“ Constatando que a maior parte das mulheres têm, neste mundo, a alegria de viver com os seus filhos, e vendo-me, eu, Dhuoda, ó meu filho Guilherme, separada e afastada de ti e, por isso, angustiada e ansiosa do desejo de te ser útil, envio-te este opúsculo, escrito por mim, para modelo da tua formação, ficando feliz porque se estou ausente fisicamente, este presente pequeno livro, acompanha-te espiritualmente para que à medida que o leres, saibas como agir, por amor a mim. “
Dhuoda, Liber Manualis, Les Éditions du Cerf, Paris, 1997, Incipit, p. 72. Trad.
No século IX, afastada da corte Carolíngia, a gerir o património do marido, em Uzès, em 30 de Novembro de 841, Dhuoda inicia a escrita de uma obra de carácter ético – pedagógico, destinada a completar a formação ética do filho primogénito, Guilherme, com quinze anos de idade.
No mesmo ano, em Junho, o jovem Guilherme fora enviado, pelo pai, para a corte como sinal de vassalagem ao seu rei, Carlos, o Calvo.
Dhuoda tinha sido recentemente mãe do seu filho mais novo que ainda não estando baptizado, não tinha nome.
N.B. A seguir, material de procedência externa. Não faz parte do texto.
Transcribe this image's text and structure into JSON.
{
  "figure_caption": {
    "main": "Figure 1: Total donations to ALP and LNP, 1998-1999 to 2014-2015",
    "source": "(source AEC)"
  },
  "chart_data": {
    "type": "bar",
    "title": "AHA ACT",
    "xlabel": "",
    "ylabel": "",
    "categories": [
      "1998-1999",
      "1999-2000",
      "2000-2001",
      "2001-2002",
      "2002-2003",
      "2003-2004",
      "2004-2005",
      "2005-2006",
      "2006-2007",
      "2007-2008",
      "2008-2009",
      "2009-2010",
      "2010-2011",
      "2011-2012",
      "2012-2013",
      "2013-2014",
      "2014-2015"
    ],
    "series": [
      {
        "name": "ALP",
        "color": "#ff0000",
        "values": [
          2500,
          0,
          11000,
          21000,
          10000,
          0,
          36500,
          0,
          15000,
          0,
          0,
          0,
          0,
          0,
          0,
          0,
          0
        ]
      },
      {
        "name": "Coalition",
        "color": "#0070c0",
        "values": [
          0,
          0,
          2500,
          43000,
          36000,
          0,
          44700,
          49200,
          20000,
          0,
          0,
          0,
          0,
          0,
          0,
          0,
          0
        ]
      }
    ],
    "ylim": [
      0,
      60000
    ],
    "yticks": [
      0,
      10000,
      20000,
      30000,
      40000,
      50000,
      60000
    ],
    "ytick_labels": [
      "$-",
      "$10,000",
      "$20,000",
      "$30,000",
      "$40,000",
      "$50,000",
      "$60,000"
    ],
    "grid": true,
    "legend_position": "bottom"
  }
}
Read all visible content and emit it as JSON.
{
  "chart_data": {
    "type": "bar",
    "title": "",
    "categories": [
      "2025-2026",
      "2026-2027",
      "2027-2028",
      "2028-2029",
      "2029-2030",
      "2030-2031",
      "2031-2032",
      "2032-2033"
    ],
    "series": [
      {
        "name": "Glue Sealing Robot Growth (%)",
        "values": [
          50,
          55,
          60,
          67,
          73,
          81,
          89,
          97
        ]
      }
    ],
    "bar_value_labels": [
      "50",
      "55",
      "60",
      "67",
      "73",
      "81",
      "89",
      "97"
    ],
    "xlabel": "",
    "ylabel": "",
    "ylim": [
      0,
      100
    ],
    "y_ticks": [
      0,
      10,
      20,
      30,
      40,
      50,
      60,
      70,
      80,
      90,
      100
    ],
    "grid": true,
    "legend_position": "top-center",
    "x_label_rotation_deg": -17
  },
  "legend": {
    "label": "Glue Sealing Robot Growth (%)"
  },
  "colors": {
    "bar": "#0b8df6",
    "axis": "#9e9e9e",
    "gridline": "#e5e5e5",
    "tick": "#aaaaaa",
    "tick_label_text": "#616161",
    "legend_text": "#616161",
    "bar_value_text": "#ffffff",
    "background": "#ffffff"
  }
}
Esta criança, nascida a 22 de Março de 841, foi também levada, por determinação de seu pai e senhor, para a Aquitânia, onde este, duque Bernardo de Septimânia, se encontrava então.
Entre trinta de Novembro de 841 e dois de Fevereiro de 843, Dhuoda, sozinha, doente, preocupada com o futuro e destino dos filhos e do marido, vivendo num Império retalhado por lutas fratricidas, dedica-se completamente, de corpo e de alma, à execução de uma obra que possa guiar eticamente o filho mais velho, acreditando que, através deste, o seu papel de mãe e formadora poderá, um dia, envolver também o mais novo:
“ Este pequeno volume, este manual que eu compus e onde inscrevi o teu nome, logo que ele também seja chegado à idade de falar e de ler, mostra-lho e guia a sua leitura, porque ele é a tua carne e teu irmão.”
Dhuoda, obra cit., cap.I, 7, p.116.Trad.
O filho mais novo de Dhuoda recebeu o mesmo nome do pai, Bernardo, contudo, não há dados sobre a sua vida, embora Pierre Riché ( prof. da Universidade de Paris e autor da obra bilingue já citada.) considere que esta criança possa ter sobrevivido e tenha vindo a ser o pai de Guilherme de Pieux, fundador de Cluny.
Em 844, Bernardo de Septimânia, conde de Barcelona, foi executado por traição.
Em 849, Guilherme, foi condenado à morte e decapitado.
Quando terminou a sua obra, o seu Liber Manualis, Dhuoda deveria ter cerca de quarenta anos de idade, a média de vida das mulheres Carolíngias era, então, de trinta e seis anos. Quero acreditar que Dhuoda tenha podido morrer em paz, antes de tomar conhecimento da morte do marido e do filho e após ter exorcizado de si todos os sofrimentos, através da catarse da escrita.